From the above list, it is clear, that lighting design is now much more complex than has been the case in the past. If this is the case, why is there still such an issue with some end users expecting a free of charge design from a manufacturer?
Well designed and installed lighting is important for so many reasons; it reduces the adverse impact of lighting on human wellbeing, ecology and the environment, whilst also reducing energy consumption, lowering carbon emissions and lowering the contribution from artificial lighting on climate change.
Sustainable and environmentally friendly lighting design
There are many examples across the country where lighting has been installed incorrectly. This is usually apparent when luminaires designed to be mounted facing downwards have been tilted up, giving rise to light spill, glare and sky glow. If the planning condition required confirmation of the installation, these issues would have been corrected.
Unfortunately, glare, light spill and sky glow caused by poor examples of lighting dominate the nightscape, wasting energy and potentially impacting the surrounding environment. Although lighting may not be an obvious contributor to climate change, over-lighting an area, or contributing obtrusive light within an area can lead to increased and unnecessary energy usage. Lighting in the environment must be implemented correctly, sensitively and with sound design principles to reduce the contribution from poor lighting on climate change.

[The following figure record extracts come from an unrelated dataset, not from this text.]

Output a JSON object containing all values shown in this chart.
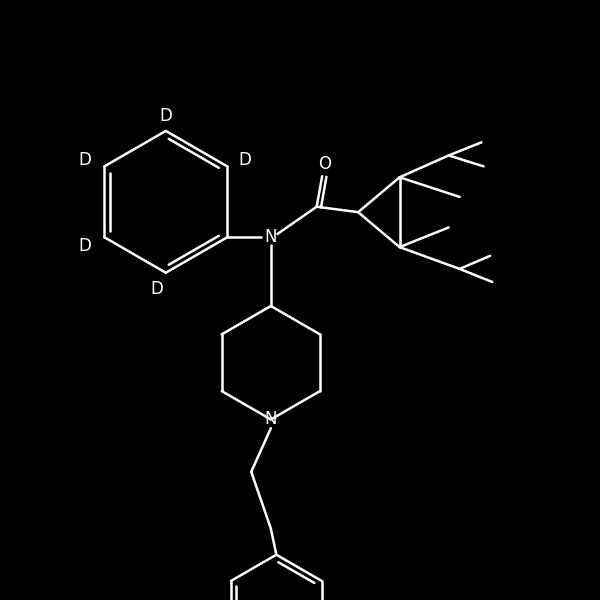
{
  "bg": "#000000",
  "fg": "#ffffff",
  "lw": 1.8,
  "fs": 12.0,
  "xlim": [
    40,
    590
  ],
  "ylim": [
    30,
    580
  ]
}
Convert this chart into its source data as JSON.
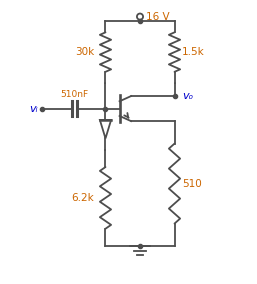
{
  "bg_color": "#ffffff",
  "line_color": "#4d4d4d",
  "label_color_orange": "#cc6600",
  "label_color_blue": "#0000cc",
  "fig_width": 2.57,
  "fig_height": 2.84,
  "dpi": 100,
  "labels": {
    "vcc": "16 V",
    "r1": "30k",
    "r2": "1.5k",
    "cap": "510nF",
    "r3": "6.2k",
    "r4": "510",
    "vi": "vᵢ",
    "vo": "vₒ"
  }
}
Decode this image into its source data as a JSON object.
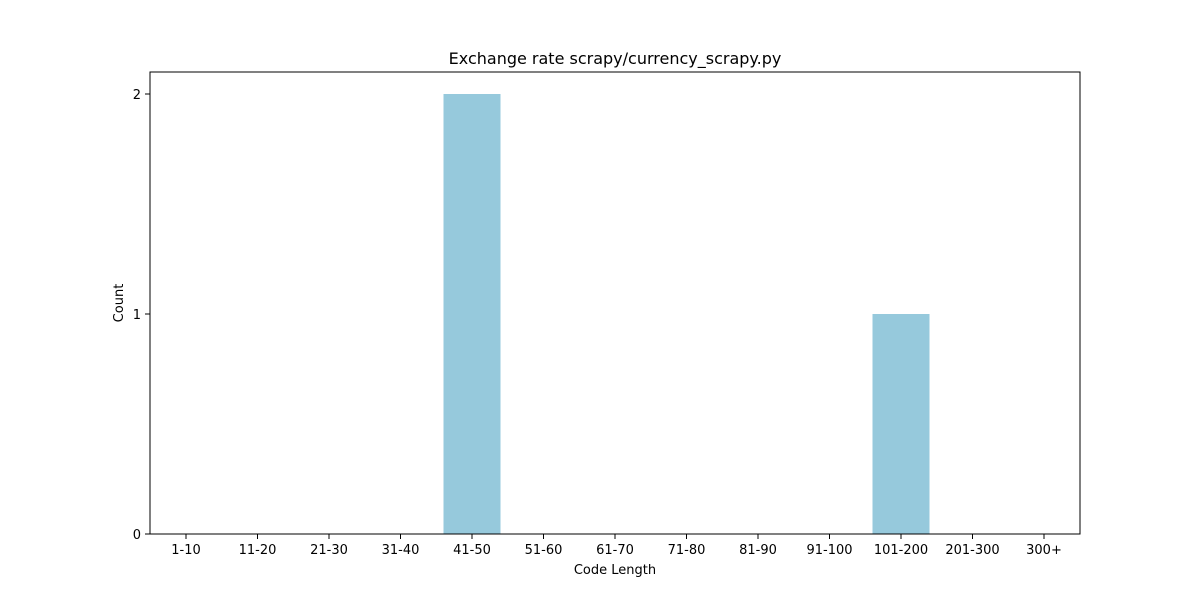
{
  "chart_data": {
    "type": "bar",
    "title": "Exchange rate scrapy/currency_scrapy.py",
    "xlabel": "Code Length",
    "ylabel": "Count",
    "categories": [
      "1-10",
      "11-20",
      "21-30",
      "31-40",
      "41-50",
      "51-60",
      "61-70",
      "71-80",
      "81-90",
      "91-100",
      "101-200",
      "201-300",
      "300+"
    ],
    "values": [
      0,
      0,
      0,
      0,
      2,
      0,
      0,
      0,
      0,
      0,
      1,
      0,
      0
    ],
    "ylim": [
      0,
      2.1
    ],
    "yticks": [
      "0",
      "1",
      "2"
    ],
    "grid": false,
    "legend": "none",
    "bar_color": "#96c9dc"
  }
}
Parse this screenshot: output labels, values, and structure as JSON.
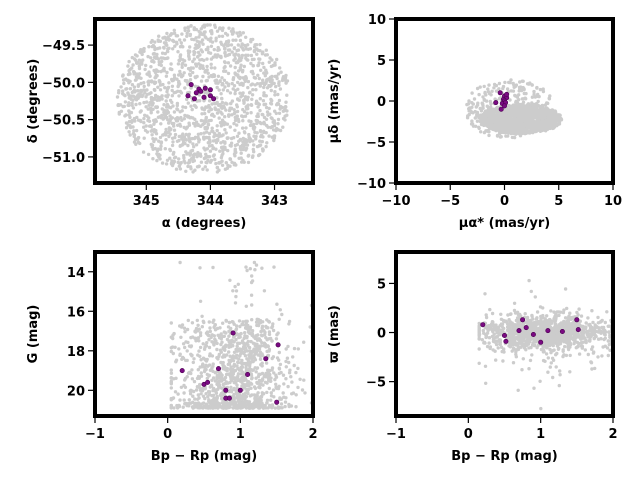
{
  "colors": {
    "field": "#cccccc",
    "members": "#7a0a82",
    "member_edge": "#4a004f",
    "axes": "#000000",
    "background": "#ffffff"
  },
  "chart_data": [
    {
      "id": "sky",
      "type": "scatter",
      "xlabel": "α (degrees)",
      "ylabel": "δ (degrees)",
      "xlim": [
        345.8,
        342.4
      ],
      "ylim": [
        -51.35,
        -49.15
      ],
      "xticks": [
        345,
        344,
        343
      ],
      "xtick_labels": [
        "345",
        "344",
        "343"
      ],
      "yticks": [
        -49.5,
        -50.0,
        -50.5,
        -51.0
      ],
      "ytick_labels": [
        "−49.5",
        "−50.0",
        "−50.5",
        "−51.0"
      ],
      "grid": false,
      "field": {
        "shape": "ellipse",
        "center": [
          344.1,
          -50.22
        ],
        "radius_x": 1.35,
        "radius_y": 1.0,
        "count": 1500
      },
      "members": [
        [
          344.3,
          -50.03
        ],
        [
          344.22,
          -50.14
        ],
        [
          344.18,
          -50.09
        ],
        [
          344.15,
          -50.12
        ],
        [
          344.08,
          -50.08
        ],
        [
          344.0,
          -50.1
        ],
        [
          344.0,
          -50.18
        ],
        [
          343.95,
          -50.22
        ],
        [
          344.1,
          -50.2
        ],
        [
          344.35,
          -50.18
        ],
        [
          344.25,
          -50.22
        ]
      ]
    },
    {
      "id": "proper-motion",
      "type": "scatter",
      "xlabel": "μα* (mas/yr)",
      "ylabel": "μδ (mas/yr)",
      "xlim": [
        -10,
        10
      ],
      "ylim": [
        -10,
        10
      ],
      "xticks": [
        -10,
        -5,
        0,
        5,
        10
      ],
      "xtick_labels": [
        "−10",
        "−5",
        "0",
        "5",
        "10"
      ],
      "yticks": [
        10,
        5,
        0,
        -5,
        -10
      ],
      "ytick_labels": [
        "10",
        "5",
        "0",
        "−5",
        "−10"
      ],
      "grid": false,
      "field": {
        "shape": "blob",
        "center": [
          1.5,
          -2.2
        ],
        "radius_x": 3.8,
        "radius_y": 1.8,
        "count": 1500
      },
      "members": [
        [
          -0.4,
          1.0
        ],
        [
          0.0,
          0.6
        ],
        [
          0.2,
          0.4
        ],
        [
          -0.1,
          0.2
        ],
        [
          0.0,
          0.0
        ],
        [
          -0.2,
          -0.3
        ],
        [
          0.1,
          -0.2
        ],
        [
          0.0,
          -0.6
        ],
        [
          -0.8,
          -0.2
        ],
        [
          -0.3,
          -1.0
        ],
        [
          0.2,
          0.8
        ]
      ]
    },
    {
      "id": "cmd-g",
      "type": "scatter",
      "xlabel": "Bp − Rp (mag)",
      "ylabel": "G (mag)",
      "xlim": [
        -1,
        2
      ],
      "ylim": [
        21.3,
        13.0
      ],
      "xticks": [
        -1,
        0,
        1,
        2
      ],
      "xtick_labels": [
        "−1",
        "0",
        "1",
        "2"
      ],
      "yticks": [
        20,
        18,
        16,
        14
      ],
      "ytick_labels": [
        "20",
        "18",
        "16",
        "14"
      ],
      "grid": false,
      "field": {
        "shape": "cmd",
        "count": 1200
      },
      "members": [
        [
          0.2,
          19.0
        ],
        [
          0.5,
          19.7
        ],
        [
          0.55,
          19.6
        ],
        [
          0.7,
          18.9
        ],
        [
          0.8,
          20.4
        ],
        [
          0.85,
          20.4
        ],
        [
          0.8,
          20.0
        ],
        [
          0.9,
          17.1
        ],
        [
          1.0,
          20.0
        ],
        [
          1.1,
          19.2
        ],
        [
          1.35,
          18.4
        ],
        [
          1.5,
          20.6
        ],
        [
          1.52,
          17.7
        ]
      ]
    },
    {
      "id": "cmd-parallax",
      "type": "scatter",
      "xlabel": "Bp − Rp (mag)",
      "ylabel": "ϖ (mas)",
      "xlim": [
        -1,
        2
      ],
      "ylim": [
        -8.5,
        8.2
      ],
      "xticks": [
        -1,
        0,
        1,
        2
      ],
      "xtick_labels": [
        "−1",
        "0",
        "1",
        "2"
      ],
      "yticks": [
        5,
        0,
        -5
      ],
      "ytick_labels": [
        "5",
        "0",
        "−5"
      ],
      "grid": false,
      "field": {
        "shape": "band",
        "count": 1200
      },
      "members": [
        [
          0.2,
          0.8
        ],
        [
          0.5,
          -0.3
        ],
        [
          0.52,
          -0.9
        ],
        [
          0.7,
          0.2
        ],
        [
          0.75,
          1.3
        ],
        [
          0.8,
          0.5
        ],
        [
          0.9,
          -0.2
        ],
        [
          1.0,
          -1.0
        ],
        [
          1.1,
          0.2
        ],
        [
          1.3,
          0.1
        ],
        [
          1.5,
          1.3
        ],
        [
          1.52,
          0.3
        ]
      ]
    }
  ]
}
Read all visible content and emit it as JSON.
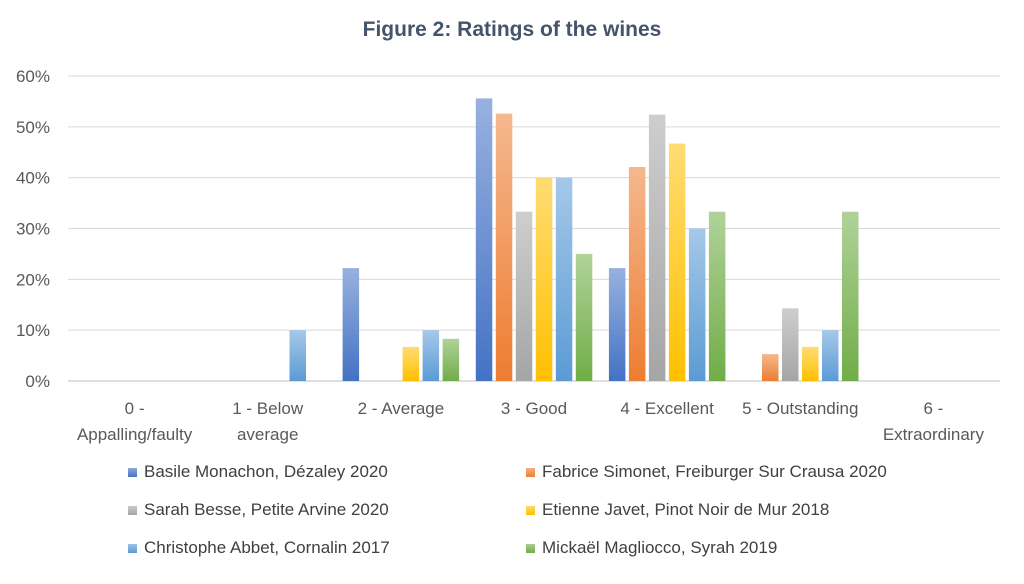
{
  "chart_data": {
    "type": "bar",
    "title": "Figure 2: Ratings of the wines",
    "xlabel": "",
    "ylabel": "",
    "ylim": [
      0,
      60
    ],
    "yticks": [
      "0%",
      "10%",
      "20%",
      "30%",
      "40%",
      "50%",
      "60%"
    ],
    "ytick_values": [
      0,
      10,
      20,
      30,
      40,
      50,
      60
    ],
    "categories": [
      [
        "0 -",
        "Appalling/faulty"
      ],
      [
        "1 - Below",
        "average"
      ],
      [
        "2 - Average"
      ],
      [
        "3 - Good"
      ],
      [
        "4 - Excellent"
      ],
      [
        "5 - Outstanding"
      ],
      [
        "6 -",
        "Extraordinary"
      ]
    ],
    "grid": true,
    "legend_position": "bottom",
    "series": [
      {
        "name": "Basile Monachon, Dézaley 2020",
        "color": "#4472c4",
        "values": [
          0,
          0,
          22.2,
          55.6,
          22.2,
          0,
          0
        ]
      },
      {
        "name": "Fabrice Simonet, Freiburger Sur Crausa 2020",
        "color": "#ed7d31",
        "values": [
          0,
          0,
          0,
          52.6,
          42.1,
          5.3,
          0
        ]
      },
      {
        "name": "Sarah Besse, Petite Arvine 2020",
        "color": "#a5a5a5",
        "values": [
          0,
          0,
          0,
          33.3,
          52.4,
          14.3,
          0
        ]
      },
      {
        "name": "Etienne Javet, Pinot Noir de Mur 2018",
        "color": "#ffc000",
        "values": [
          0,
          0,
          6.7,
          40,
          46.7,
          6.7,
          0
        ]
      },
      {
        "name": "Christophe Abbet, Cornalin 2017",
        "color": "#5b9bd5",
        "values": [
          0,
          10,
          10,
          40,
          30,
          10,
          0
        ]
      },
      {
        "name": "Mickaël Magliocco, Syrah 2019",
        "color": "#70ad47",
        "values": [
          0,
          0,
          8.3,
          25,
          33.3,
          33.3,
          0
        ]
      }
    ]
  }
}
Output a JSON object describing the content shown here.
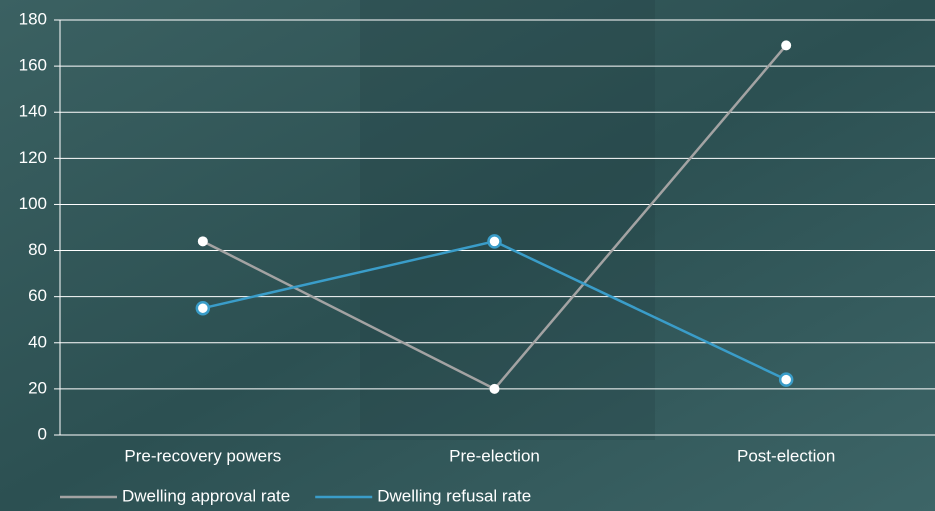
{
  "chart_data": {
    "type": "line",
    "categories": [
      "Pre-recovery powers",
      "Pre-election",
      "Post-election"
    ],
    "series": [
      {
        "name": "Dwelling approval rate",
        "color": "#a3a3a3",
        "values": [
          84,
          20,
          169
        ]
      },
      {
        "name": "Dwelling refusal rate",
        "color": "#3a9dc9",
        "values": [
          55,
          84,
          24
        ]
      }
    ],
    "ylim": [
      0,
      180
    ],
    "yticks": [
      0,
      20,
      40,
      60,
      80,
      100,
      120,
      140,
      160,
      180
    ],
    "grid": true
  }
}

The industry has come a long way in the last 10 years, but there are still too many poor designs being installed. The next decade must be about education for designers, installers and clients. It must be about intelligent use of standards and understanding of the wider context of a lighting scheme. Slavishly following standards does not guarantee a good design. Good lighting design requires competence which includes an understanding of the users needs in the wider context and minimising obtrusive light as well as energy consumption.